Eurocities Pulse Mayors Survey 2025 is a state-of-cities report published by Eurocities, drawing on an online survey of mayors from the network’s member cities. The publication includes contributions from Eurocities leadership (including President Mathias De Clercq, Mayor of Ghent, and Secretary General André Sobczak) and guest essays from EU and research figures, including Raffaele Fitto (European Commission), Kata Tüttő (European Committee of the Regions), Matthew Baldwin (European Commission Housing Task Force) and Charlotte Halpern (Sciences Po). It compiles findings from 86 responses from mayors in 26 European countries, based on nine open-ended and 13 closed questions collected between December 2024 and February 2025.
The survey frames European cities as central actors in delivering climate action, mobility transformation, social cohesion and housing solutions, while facing tightening fiscal conditions and geopolitical uncertainty. It also adopts a format inspired by Eurobarometer-style pulse checks, presenting aggregate and (where specified) regionally disaggregated results, and highlighting recurring requests for stronger multi-level governance and more direct EU support for city priorities.
Climate action remains the leading priority for 2025 for the third year in a row, selected by 63% of mayors as a top priority. Affordable housing rises to second place, selected by 33% as a top priority and by more than one in three mayors overall among their leading concerns. Social inclusion and equity remains close behind (34%), while urban planning and infrastructure is cited by 30%, and economic recovery and attractiveness rises to 27%. The report also notes a shift in prominence for affordable housing: it is the number-one priority for one in six mayors, twice as many as in the previous year.
Housing affordability is presented as a deepening Europe-wide challenge. Over one in three mayors (39%) report that housing costs are unaffordable in their city, while only 14% say housing remains affordable; 47% place their city in a “moderate/at risk” category. The report highlights severe pressures in parts of Southern and Western Europe, citing cities such as Barcelona (rated the most unaffordable in the survey), with other large metropolitan areas such as Amsterdam and Zurich also in the “unaffordable” range.

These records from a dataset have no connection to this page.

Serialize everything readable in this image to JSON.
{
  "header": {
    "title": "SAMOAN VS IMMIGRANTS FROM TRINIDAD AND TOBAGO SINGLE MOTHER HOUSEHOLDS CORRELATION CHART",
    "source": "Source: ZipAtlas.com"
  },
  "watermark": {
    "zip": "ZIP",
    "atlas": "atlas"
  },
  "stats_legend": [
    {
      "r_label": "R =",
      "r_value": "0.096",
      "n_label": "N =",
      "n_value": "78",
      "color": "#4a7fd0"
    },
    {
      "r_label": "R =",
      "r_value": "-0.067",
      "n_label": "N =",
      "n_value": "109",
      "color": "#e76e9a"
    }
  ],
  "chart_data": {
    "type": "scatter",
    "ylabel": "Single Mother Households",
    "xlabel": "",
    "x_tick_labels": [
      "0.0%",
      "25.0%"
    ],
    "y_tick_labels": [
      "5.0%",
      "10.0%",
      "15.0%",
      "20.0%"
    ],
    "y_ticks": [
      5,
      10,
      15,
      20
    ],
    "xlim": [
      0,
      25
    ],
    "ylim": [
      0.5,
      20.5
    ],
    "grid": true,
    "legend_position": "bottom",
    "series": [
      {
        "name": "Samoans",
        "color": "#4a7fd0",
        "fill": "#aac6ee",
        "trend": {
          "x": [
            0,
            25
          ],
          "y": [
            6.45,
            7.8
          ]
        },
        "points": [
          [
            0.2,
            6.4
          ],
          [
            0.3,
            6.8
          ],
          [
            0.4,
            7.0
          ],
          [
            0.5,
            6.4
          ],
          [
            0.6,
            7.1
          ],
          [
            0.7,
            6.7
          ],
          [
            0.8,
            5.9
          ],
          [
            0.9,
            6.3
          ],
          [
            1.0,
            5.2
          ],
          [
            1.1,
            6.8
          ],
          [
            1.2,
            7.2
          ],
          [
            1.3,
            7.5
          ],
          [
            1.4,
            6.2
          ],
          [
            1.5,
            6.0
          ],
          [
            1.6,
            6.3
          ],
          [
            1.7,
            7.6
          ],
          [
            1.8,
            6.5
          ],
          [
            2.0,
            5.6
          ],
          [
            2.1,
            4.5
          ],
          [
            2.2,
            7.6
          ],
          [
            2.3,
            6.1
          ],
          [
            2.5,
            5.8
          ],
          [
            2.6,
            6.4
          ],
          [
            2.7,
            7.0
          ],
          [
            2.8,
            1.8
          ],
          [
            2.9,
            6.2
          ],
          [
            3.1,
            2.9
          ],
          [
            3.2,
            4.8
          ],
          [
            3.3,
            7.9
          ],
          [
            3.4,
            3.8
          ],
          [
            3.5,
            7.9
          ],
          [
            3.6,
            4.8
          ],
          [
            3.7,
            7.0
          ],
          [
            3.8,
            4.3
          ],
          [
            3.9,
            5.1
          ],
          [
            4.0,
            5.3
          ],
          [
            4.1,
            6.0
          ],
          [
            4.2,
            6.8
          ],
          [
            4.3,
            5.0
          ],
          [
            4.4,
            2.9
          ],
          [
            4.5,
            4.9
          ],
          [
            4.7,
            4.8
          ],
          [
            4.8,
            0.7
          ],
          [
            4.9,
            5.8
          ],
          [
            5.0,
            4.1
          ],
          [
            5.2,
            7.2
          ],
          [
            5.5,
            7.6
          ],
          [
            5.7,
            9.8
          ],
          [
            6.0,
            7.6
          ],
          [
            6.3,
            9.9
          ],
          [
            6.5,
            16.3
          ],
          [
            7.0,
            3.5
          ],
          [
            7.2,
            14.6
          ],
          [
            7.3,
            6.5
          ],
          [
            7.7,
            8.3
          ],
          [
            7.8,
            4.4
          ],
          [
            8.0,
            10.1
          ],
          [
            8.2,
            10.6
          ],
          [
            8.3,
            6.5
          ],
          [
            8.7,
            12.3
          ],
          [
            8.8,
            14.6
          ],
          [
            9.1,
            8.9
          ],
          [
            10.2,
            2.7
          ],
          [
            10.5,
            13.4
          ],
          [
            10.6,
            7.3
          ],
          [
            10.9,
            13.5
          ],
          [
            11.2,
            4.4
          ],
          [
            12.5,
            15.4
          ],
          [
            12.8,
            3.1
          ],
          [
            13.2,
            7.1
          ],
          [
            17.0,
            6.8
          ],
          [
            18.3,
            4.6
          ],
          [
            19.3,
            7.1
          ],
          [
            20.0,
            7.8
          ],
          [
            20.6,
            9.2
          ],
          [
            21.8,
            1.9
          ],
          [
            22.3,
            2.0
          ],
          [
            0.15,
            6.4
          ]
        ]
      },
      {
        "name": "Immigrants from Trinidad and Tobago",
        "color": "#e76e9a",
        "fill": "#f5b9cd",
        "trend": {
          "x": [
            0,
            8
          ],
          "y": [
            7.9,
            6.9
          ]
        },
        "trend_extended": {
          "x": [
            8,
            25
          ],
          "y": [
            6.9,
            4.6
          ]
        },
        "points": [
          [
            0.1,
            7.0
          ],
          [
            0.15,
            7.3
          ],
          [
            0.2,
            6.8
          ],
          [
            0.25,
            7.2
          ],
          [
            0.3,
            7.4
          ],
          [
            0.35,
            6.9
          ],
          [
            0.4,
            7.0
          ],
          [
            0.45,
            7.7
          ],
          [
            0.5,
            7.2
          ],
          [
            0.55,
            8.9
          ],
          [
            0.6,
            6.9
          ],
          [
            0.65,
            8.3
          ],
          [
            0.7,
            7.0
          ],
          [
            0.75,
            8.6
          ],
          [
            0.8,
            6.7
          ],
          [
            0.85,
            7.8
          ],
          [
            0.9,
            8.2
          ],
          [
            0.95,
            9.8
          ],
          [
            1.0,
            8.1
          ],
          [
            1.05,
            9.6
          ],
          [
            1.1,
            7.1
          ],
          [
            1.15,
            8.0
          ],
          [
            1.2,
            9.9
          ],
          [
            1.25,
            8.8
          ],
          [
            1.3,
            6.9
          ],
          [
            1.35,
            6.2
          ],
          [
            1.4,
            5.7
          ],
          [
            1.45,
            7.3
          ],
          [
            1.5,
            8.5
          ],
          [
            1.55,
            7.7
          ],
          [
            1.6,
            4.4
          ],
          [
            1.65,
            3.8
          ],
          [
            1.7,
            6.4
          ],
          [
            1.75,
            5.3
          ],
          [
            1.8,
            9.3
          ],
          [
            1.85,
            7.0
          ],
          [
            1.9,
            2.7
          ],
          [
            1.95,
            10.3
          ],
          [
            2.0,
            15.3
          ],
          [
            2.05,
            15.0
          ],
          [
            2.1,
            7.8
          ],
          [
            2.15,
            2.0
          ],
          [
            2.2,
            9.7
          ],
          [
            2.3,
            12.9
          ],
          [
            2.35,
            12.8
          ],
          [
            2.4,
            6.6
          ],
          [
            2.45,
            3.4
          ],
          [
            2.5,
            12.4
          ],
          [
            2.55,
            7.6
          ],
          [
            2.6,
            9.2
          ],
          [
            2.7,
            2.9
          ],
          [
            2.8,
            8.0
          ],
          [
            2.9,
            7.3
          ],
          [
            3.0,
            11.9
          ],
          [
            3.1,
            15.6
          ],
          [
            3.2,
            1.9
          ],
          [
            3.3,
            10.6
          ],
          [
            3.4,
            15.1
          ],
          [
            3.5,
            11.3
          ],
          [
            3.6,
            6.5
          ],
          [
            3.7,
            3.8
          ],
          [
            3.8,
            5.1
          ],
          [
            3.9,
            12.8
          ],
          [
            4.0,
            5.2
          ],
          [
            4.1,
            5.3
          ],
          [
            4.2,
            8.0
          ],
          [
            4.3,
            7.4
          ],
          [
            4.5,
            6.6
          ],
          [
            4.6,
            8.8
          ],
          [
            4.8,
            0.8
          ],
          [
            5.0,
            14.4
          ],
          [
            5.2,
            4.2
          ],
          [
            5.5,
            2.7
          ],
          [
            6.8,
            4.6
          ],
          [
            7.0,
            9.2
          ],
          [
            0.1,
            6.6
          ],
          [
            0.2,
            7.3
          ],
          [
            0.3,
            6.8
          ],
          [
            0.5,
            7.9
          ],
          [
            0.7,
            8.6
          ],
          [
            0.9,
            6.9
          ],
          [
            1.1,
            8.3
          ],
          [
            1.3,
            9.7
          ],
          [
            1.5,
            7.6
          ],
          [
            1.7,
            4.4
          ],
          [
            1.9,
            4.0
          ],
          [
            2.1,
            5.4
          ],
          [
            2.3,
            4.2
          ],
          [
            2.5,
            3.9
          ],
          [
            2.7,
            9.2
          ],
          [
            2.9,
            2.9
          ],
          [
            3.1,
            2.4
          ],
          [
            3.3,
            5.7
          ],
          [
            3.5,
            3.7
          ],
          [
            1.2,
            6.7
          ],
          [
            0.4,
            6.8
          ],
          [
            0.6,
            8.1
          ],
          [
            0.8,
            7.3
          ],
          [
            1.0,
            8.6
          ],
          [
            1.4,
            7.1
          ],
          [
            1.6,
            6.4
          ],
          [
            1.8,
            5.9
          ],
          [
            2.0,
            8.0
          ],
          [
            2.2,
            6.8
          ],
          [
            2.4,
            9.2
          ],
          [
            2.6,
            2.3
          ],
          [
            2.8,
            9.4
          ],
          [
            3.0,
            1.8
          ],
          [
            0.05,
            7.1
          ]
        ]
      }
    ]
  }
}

Mayors identify the main drivers of housing unaffordability as demand exceeding supply (76%), rising construction costs (71%) and limited land availability (60%). Additional drivers cited include speculative investment (29%), short-term rentals (25%) and regulatory constraints (26%). The report also notes city-specific shocks affecting supply and demand, such as rapid population increases linked to displacement and refugee arrivals, or sudden destruction of housing stock following disasters.
In response, mayors prioritise increasing the supply of affordable housing: 93% place it among their top three housing development priorities, and 47% rank it as their top priority. Other commonly selected priorities include reducing the housing cost burden for vulnerable groups (69% in top three), expanding social housing stock (76% in top three; 32% rank it as top), and improving housing quality and sustainability (47% in top three). Examples referenced include tighter regulation of short-term rentals and strategies that combine affordability with energy-efficient renovation of existing stock.
On EU support, the strongest request is for more direct EU budget resources for housing, ranked as the top priority by 56% of mayors. Mayors also call for EU incentives that make it easier for national governments to invest in housing by easing budgetary constraints (25%), and for improved availability and access to European Investment Bank loans (12%). The report emphasises barriers cities face in practice, including administrative complexity, fragmented funding instruments, and unstable or quickly exhausted funding envelopes, and links these concerns to the forthcoming European Affordable Housing Plan and the European Commission’s housing consultation work.